Альф Шёберг как‑то рассказал, что когда он вычерчивал сценическую площадку, набрасывая какую‑нибудь мизансцену, ему не требовались ни линейки, ни размеры — рука точно знала масштабы.
Так и остался он в Драматене, начав карьеру молодым, страстным актером (его преподаватель Мария Шильдкнехт говорила: он был очень способным артистом, но слишком ленивым, потому и стал режиссером). Остался до самой смерти — сделав два или три спектакля в других театрах, — остался в Драматене — властелином и пленником. Мне кажется, я никогда не встречал человека столь противоречивого в своей сути. На лице — маска Каспера, где все подчинено воле и беззастенчивому обаянию. А за решительным, искусным фасадом боролись — или мирно уживались — социальная неуверенность, интеллектуальные страсти, самопознание, самообман, мужество и трусость, черный юмор и гробовая серьезность, мягкость и жестокость, нетерпение и бесконечное терпение. Как и все другие режиссеры, он тоже играл роль режиссера, а поскольку был талантливым актером, исполнение получалось убедительным: ясновидец и практик.
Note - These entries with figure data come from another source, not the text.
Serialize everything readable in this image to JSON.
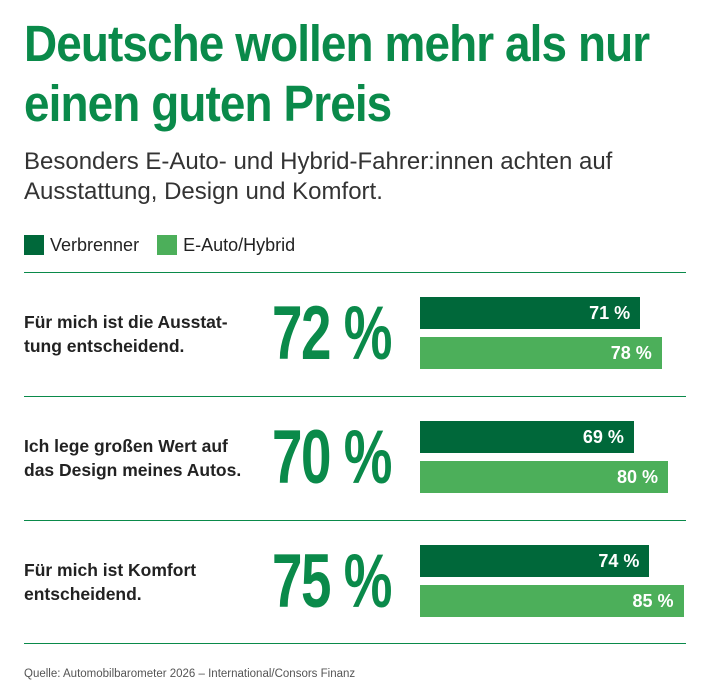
{
  "title": "Deutsche wollen mehr als nur einen guten Preis",
  "subtitle": "Besonders E-Auto- und Hybrid-Fahrer:innen achten auf Ausstattung, Design und Komfort.",
  "source": "Quelle: Automobilbarometer 2026 – International/Consors Finanz",
  "colors": {
    "accent": "#0a8a4a",
    "verbrenner": "#00683a",
    "eauto": "#4caf5a"
  },
  "chart_data": {
    "type": "bar",
    "legend": "top-left",
    "series": [
      {
        "name": "Verbrenner",
        "values": [
          71,
          69,
          74
        ]
      },
      {
        "name": "E-Auto/Hybrid",
        "values": [
          78,
          80,
          85
        ]
      }
    ],
    "categories": [
      "Für mich ist die Ausstattung entscheidend.",
      "Ich lege großen Wert auf das Design meines Autos.",
      "Für mich ist Komfort entscheidend."
    ],
    "rows": [
      {
        "label": "Für mich ist die Ausstat-tung entscheidend.",
        "total": "72 %",
        "v1": 71,
        "v1_label": "71 %",
        "v2": 78,
        "v2_label": "78 %"
      },
      {
        "label": "Ich lege großen Wert auf das Design meines Autos.",
        "total": "70 %",
        "v1": 69,
        "v1_label": "69 %",
        "v2": 80,
        "v2_label": "80 %"
      },
      {
        "label": "Für mich ist Komfort entscheidend.",
        "total": "75 %",
        "v1": 74,
        "v1_label": "74 %",
        "v2": 85,
        "v2_label": "85 %"
      }
    ],
    "totals": [
      72,
      70,
      75
    ],
    "xlim": [
      0,
      100
    ]
  }
}
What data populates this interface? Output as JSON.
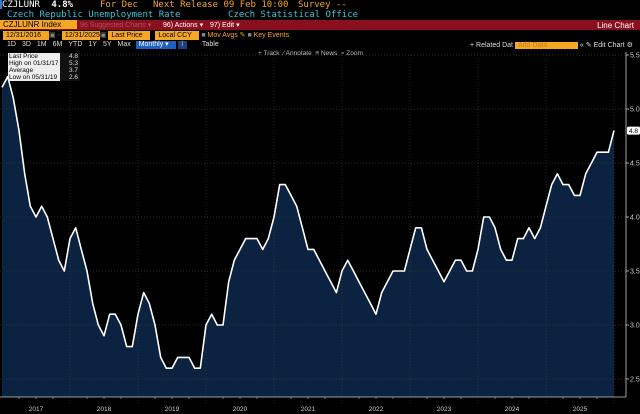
{
  "header": {
    "ticker": "CZJLUNR",
    "last": "4.8%",
    "period": "For Dec",
    "next_release": "Next Release 09 Feb 10:00",
    "survey": "Survey --",
    "name": "Czech Republic Unemployment Rate",
    "source": "Czech Statistical Office"
  },
  "toolbar": {
    "security": "CZJLUNR Index",
    "suggested": "96 Suggested Charts ▾",
    "actions": "96) Actions ▾",
    "edit": "97) Edit ▾",
    "chart_type": "Line Chart",
    "start_date": "12/31/2016",
    "end_date": "12/31/2025",
    "field": "Last Price",
    "currency": "Local CCY",
    "mov_avgs": "Mov Avgs",
    "key_events": "Key Events",
    "ranges": [
      "1D",
      "3D",
      "1M",
      "6M",
      "YTD",
      "1Y",
      "5Y",
      "Max"
    ],
    "frequency": "Monthly ▾",
    "table": "Table",
    "related": "+ Related Dat",
    "add_data": "Add Data",
    "collapse": "«",
    "edit_chart": "Edit Chart",
    "settings": "⚙",
    "track": "+ Track",
    "annotate": "Annotate",
    "news": "News",
    "zoom": "Zoom"
  },
  "legend": [
    {
      "label": "Last Price",
      "value": "4.8"
    },
    {
      "label": "High on 01/31/17",
      "value": "5.3"
    },
    {
      "label": "Average",
      "value": "3.7"
    },
    {
      "label": "Low on 05/31/19",
      "value": "2.6"
    }
  ],
  "chart_data": {
    "type": "area",
    "title": "Czech Republic Unemployment Rate",
    "start": "2016-12",
    "frequency": "monthly",
    "values": [
      5.2,
      5.3,
      5.1,
      4.8,
      4.4,
      4.1,
      4.0,
      4.1,
      4.0,
      3.8,
      3.6,
      3.5,
      3.8,
      3.9,
      3.7,
      3.5,
      3.2,
      3.0,
      2.9,
      3.1,
      3.1,
      3.0,
      2.8,
      2.8,
      3.1,
      3.3,
      3.2,
      3.0,
      2.7,
      2.6,
      2.6,
      2.7,
      2.7,
      2.7,
      2.6,
      2.6,
      3.0,
      3.1,
      3.0,
      3.0,
      3.4,
      3.6,
      3.7,
      3.8,
      3.8,
      3.8,
      3.7,
      3.8,
      4.0,
      4.3,
      4.3,
      4.2,
      4.1,
      3.9,
      3.7,
      3.7,
      3.6,
      3.5,
      3.4,
      3.3,
      3.5,
      3.6,
      3.5,
      3.4,
      3.3,
      3.2,
      3.1,
      3.3,
      3.4,
      3.5,
      3.5,
      3.5,
      3.7,
      3.9,
      3.9,
      3.7,
      3.6,
      3.5,
      3.4,
      3.5,
      3.6,
      3.6,
      3.5,
      3.5,
      3.7,
      4.0,
      4.0,
      3.9,
      3.7,
      3.6,
      3.6,
      3.8,
      3.8,
      3.9,
      3.8,
      3.9,
      4.1,
      4.3,
      4.4,
      4.3,
      4.3,
      4.2,
      4.2,
      4.4,
      4.5,
      4.6,
      4.6,
      4.6,
      4.8
    ],
    "x_tick_labels": [
      "2017",
      "2018",
      "2019",
      "2020",
      "2021",
      "2022",
      "2023",
      "2024",
      "2025"
    ],
    "y_ticks": [
      "5.5",
      "5.0",
      "4.5",
      "4.0",
      "3.5",
      "3.0",
      "2.5"
    ],
    "ylim": [
      2.3,
      5.6
    ],
    "last_value_label": "4.8",
    "grid": true,
    "colors": {
      "line": "#ffffff",
      "fill": "#0b2240",
      "grid": "#3a3a3a"
    }
  }
}
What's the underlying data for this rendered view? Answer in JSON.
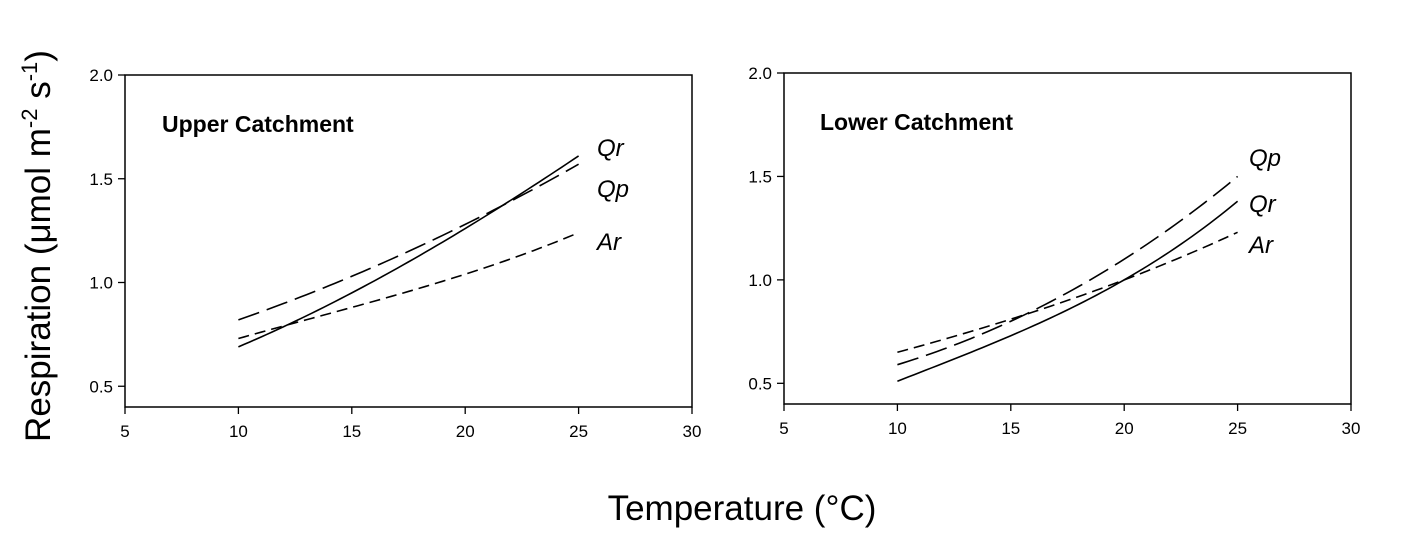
{
  "figure": {
    "xlabel": "Temperature (°C)",
    "ylabel_main": "Respiration (μmol m",
    "ylabel_sup1": "-2",
    "ylabel_mid": " s",
    "ylabel_sup2": "-1",
    "ylabel_end": ")"
  },
  "chart_data": [
    {
      "type": "line",
      "title": "Upper Catchment",
      "xlim": [
        5,
        30
      ],
      "ylim": [
        0.4,
        2.0
      ],
      "xticks": [
        5,
        10,
        15,
        20,
        25,
        30
      ],
      "yticks": [
        0.5,
        1.0,
        1.5,
        2.0
      ],
      "xtick_labels": [
        "5",
        "10",
        "15",
        "20",
        "25",
        "30"
      ],
      "ytick_labels": [
        "0.5",
        "1.0",
        "1.5",
        "2.0"
      ],
      "grid": false,
      "series": [
        {
          "name": "Qr",
          "style": "solid",
          "x": [
            10,
            15,
            20,
            25
          ],
          "y": [
            0.69,
            0.95,
            1.26,
            1.61
          ]
        },
        {
          "name": "Qp",
          "style": "long-dash",
          "x": [
            10,
            15,
            20,
            25
          ],
          "y": [
            0.82,
            1.03,
            1.28,
            1.57
          ]
        },
        {
          "name": "Ar",
          "style": "short-dash",
          "x": [
            10,
            15,
            20,
            25
          ],
          "y": [
            0.73,
            0.88,
            1.04,
            1.24
          ]
        }
      ],
      "label_order": [
        "Qr",
        "Qp",
        "Ar"
      ]
    },
    {
      "type": "line",
      "title": "Lower Catchment",
      "xlim": [
        5,
        30
      ],
      "ylim": [
        0.4,
        2.0
      ],
      "xticks": [
        5,
        10,
        15,
        20,
        25,
        30
      ],
      "yticks": [
        0.5,
        1.0,
        1.5,
        2.0
      ],
      "xtick_labels": [
        "5",
        "10",
        "15",
        "20",
        "25",
        "30"
      ],
      "ytick_labels": [
        "0.5",
        "1.0",
        "1.5",
        "2.0"
      ],
      "grid": false,
      "series": [
        {
          "name": "Qp",
          "style": "long-dash",
          "x": [
            10,
            15,
            20,
            25
          ],
          "y": [
            0.59,
            0.8,
            1.1,
            1.5
          ]
        },
        {
          "name": "Qr",
          "style": "solid",
          "x": [
            10,
            15,
            20,
            25
          ],
          "y": [
            0.51,
            0.73,
            1.0,
            1.38
          ]
        },
        {
          "name": "Ar",
          "style": "short-dash",
          "x": [
            10,
            15,
            20,
            25
          ],
          "y": [
            0.65,
            0.81,
            1.0,
            1.23
          ]
        }
      ],
      "label_order": [
        "Qp",
        "Qr",
        "Ar"
      ]
    }
  ]
}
Я никогда не соперничал с Шёбергом. В театре равного ему не было — факт, воспринимавшийся мною без всякой горечи. Его интерпретации Шекспира я считал совершенными, мне нечего было добавить, он знал больше меня, видел глубже и увиденное воплотил на сцене.
Его великодушие нередко вызывало мелочную, бесцветную критику. Я и не подозревал, что это серенькое нытье задевало его.
Больнее всего на Шёберга подействовала, по всей видимости, наша провинциальная культурная революция. В отличие от меня он был вовлечен в политическую жизнь и произносил пламенные речи о театре как оружии. Подули новые ветры и в Драматене, и Шёберг собрался вместе с молодежью на баррикады. Велико же было его огорчение, когда ему пришлось прочитать призывы сжечь Драматен, а Шёберга и Бергмана повесить на часах Турнберг на Нюбруплан.
Возможно, какой‑нибудь храбрый ученый наберется когда- нибудь духу и изучит, какой вред — прямой и косвенный — нанесло нашей культурной жизни движение 68–го года. Возможно, хотя вероятность ничтожна. Разочарованные революционеры до сих пор сидят в редакциях, вцепившись в письменные столы, и талдычат о «сбившемся с пути обновлении». Они не понимают (да и как им понять!), что своими действиями нанесли смертельный удар по развитию, которое ни в коем случае нельзя отрывать от его корней. В других странах, где дозволено многообразие идейных течений, традиции и образование не подверглись разрушению. Лишь в Китае и Швеции высмеивали и унижали своих художников и учителей.
Меня самого — на глазах сына — выставили из государственного театрального училища. В ответ на мои слова о том, что студентам, дабы донести до масс свои революционные идеи, необходимо овладеть актерской техникой, они засвистели, размахивая красной книжицей, вкрадчиво поощряемые тогдашним ректором Никласом Бруниусом.
Молодежь, быстро и умело организовавшись, оккупировала средства массовой информации, оставив нас как использованное старье в жестокой изоляции. Лично мне работать практически не мешали. Мои зрители находились в других странах, обеспечивая мне средства к существованию и поддерживая хорошее настроение. Я презирал фанатизм, знакомый с детства: та же эмоциональная тина, только с иными знаками альтерации. Вместо свежего ветра — деформация, сектантство, нетерпимость, боязливая угодливость и злоупотребление властью. Модель неизменна: идеи обюрокрачиваются и извращаются. Иногда процесс идет быстро, иногда занимает сто лет. В 1968 году он набрал стремительную скорость. За короткое время был нанесен потрясающий и трудно исправимый ущерб.
Последние годы жизни Альфа Шёберга отмечены великими свершениями. Он перевел и переработал «Послание к Марии».
Клоделя, неувядаемое произведение. Поставил брехтовского «Галилея» — сооружение, сложенное из массивных глыб, и наконец, «Школу жен» — игривый, цельный, мрачный, лишенный сентиментальности спектакль.
Наши с ним кабинеты были расположены в одном коридоре на уровне второго яруса, и мы нередко встречались, спеша с репетиций, на репетиции или на собрания. Порой, усевшись на шаткие стулья, разговаривали, сплетничали или ругались. Почти никогда не заходили друг к другу, не общались вне работы — мы сидели на деревянных стульях иногда по многу часов, это стало ритуалом.